The selected units are associated with the indicated tenant.

Provision a new unit with tenant project variables

When you provision a unit associated with a tenant, you must provide the tenant_project_id variable.

  1. Navigate to SaaS Runtime > Units in the Google Cloud console.

    Go to Units

  2. Create a new unit associated with your unit kind.

  3. Click Provision.

  4. Select the Release to provision to your tenant unit.

  5. Select the Actuation service account you granted permissions to in your tenant project. You should follow the principle of least privilege and grant only the necessary roles for the resources being managed.

  6. In the Input Variables section:

    1. Verify that the tenant_project_id variable listed as you defined it in your Terraform configuration variables.tf file.
    2. In the Tenant Project ID box, provide the name of your tenant project.
    3. Provide input variables defined in your Terraform configuration. If you haven't defined other variables in your Terraform configuration, skip this step.
  7. Click Provision.

SaaS Runtime triggers Infrastructure Manager using the specified actuation service account. Infrastructure Manager reads the tenant_project_id variable and creates the VM inside that tenant project.

Re-provision a unit with a new release

When you re-provision an existing unit with a new release, you must provide the tenant_project_id variable.
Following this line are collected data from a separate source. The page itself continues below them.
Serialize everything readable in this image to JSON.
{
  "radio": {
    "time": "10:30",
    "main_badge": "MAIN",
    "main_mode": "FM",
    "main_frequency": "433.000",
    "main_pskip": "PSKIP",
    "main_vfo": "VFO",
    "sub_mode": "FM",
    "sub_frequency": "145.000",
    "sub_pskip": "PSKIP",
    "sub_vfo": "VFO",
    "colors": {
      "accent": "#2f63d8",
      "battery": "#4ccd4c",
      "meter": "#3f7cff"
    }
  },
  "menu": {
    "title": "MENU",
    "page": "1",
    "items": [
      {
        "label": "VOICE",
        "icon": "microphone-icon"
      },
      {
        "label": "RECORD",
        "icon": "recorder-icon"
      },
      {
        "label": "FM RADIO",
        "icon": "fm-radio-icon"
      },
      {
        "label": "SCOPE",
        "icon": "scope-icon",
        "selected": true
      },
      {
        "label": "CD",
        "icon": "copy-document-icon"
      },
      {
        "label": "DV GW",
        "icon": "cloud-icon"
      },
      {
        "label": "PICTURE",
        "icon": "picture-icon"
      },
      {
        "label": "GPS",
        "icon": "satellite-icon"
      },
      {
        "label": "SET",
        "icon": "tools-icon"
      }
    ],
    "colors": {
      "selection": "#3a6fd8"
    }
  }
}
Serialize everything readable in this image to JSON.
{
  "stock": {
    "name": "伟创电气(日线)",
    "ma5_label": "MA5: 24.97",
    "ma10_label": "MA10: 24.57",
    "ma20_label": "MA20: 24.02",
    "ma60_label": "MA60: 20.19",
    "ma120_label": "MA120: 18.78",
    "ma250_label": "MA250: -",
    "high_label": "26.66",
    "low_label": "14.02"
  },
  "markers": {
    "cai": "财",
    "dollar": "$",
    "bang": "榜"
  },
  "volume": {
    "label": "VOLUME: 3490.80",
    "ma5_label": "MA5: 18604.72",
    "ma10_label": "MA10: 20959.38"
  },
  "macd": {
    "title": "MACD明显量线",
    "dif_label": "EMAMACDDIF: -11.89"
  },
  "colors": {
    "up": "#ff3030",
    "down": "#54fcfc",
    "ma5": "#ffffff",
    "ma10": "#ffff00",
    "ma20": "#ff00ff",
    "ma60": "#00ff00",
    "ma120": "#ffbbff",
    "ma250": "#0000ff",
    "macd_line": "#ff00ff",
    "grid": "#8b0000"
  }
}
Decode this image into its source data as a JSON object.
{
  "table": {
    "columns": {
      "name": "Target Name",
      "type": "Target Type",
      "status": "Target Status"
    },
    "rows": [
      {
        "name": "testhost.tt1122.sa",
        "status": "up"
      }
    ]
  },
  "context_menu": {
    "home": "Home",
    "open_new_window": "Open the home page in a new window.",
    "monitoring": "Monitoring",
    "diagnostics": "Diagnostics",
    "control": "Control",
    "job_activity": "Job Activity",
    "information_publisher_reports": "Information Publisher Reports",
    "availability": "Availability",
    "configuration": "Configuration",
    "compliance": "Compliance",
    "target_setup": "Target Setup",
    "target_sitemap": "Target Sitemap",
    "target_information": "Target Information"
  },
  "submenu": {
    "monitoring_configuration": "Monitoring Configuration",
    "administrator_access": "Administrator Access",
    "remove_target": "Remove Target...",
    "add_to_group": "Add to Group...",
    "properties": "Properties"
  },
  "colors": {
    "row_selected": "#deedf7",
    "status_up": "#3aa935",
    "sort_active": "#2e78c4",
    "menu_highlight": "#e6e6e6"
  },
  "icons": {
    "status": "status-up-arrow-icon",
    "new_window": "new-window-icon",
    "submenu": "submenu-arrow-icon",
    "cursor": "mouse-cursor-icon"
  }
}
  1. Navigate to SaaS Runtime > Units in the Google Cloud console.

    Go to Units

  2. Select the unit associated with your unit kind.

  3. Click Edit Provisioning.

  4. Select the Release you created with the updated Terraform configuration.

  5. Select the Actuation service account you granted permissions to in your tenant project. You should follow the principle of least privilege and grant only the necessary roles for the resources being managed.

  6. In the Input Variables section:

    1. Verify that the tenant_project_id variable listed as you defined it in your Terraform configuration variables.tf file.
    2. In the Tenant Project ID box, provide the name of your tenant project.
    3. Provide input variables defined in your Terraform configuration. If you haven't defined other variables in your Terraform configuration, skip this step.
  7. Click Update.

SaaS Runtime triggers Infrastructure Manager using the specified actuation service account. Infrastructure Manager reads the tenant_project_id variable and creates the VM inside that tenant project.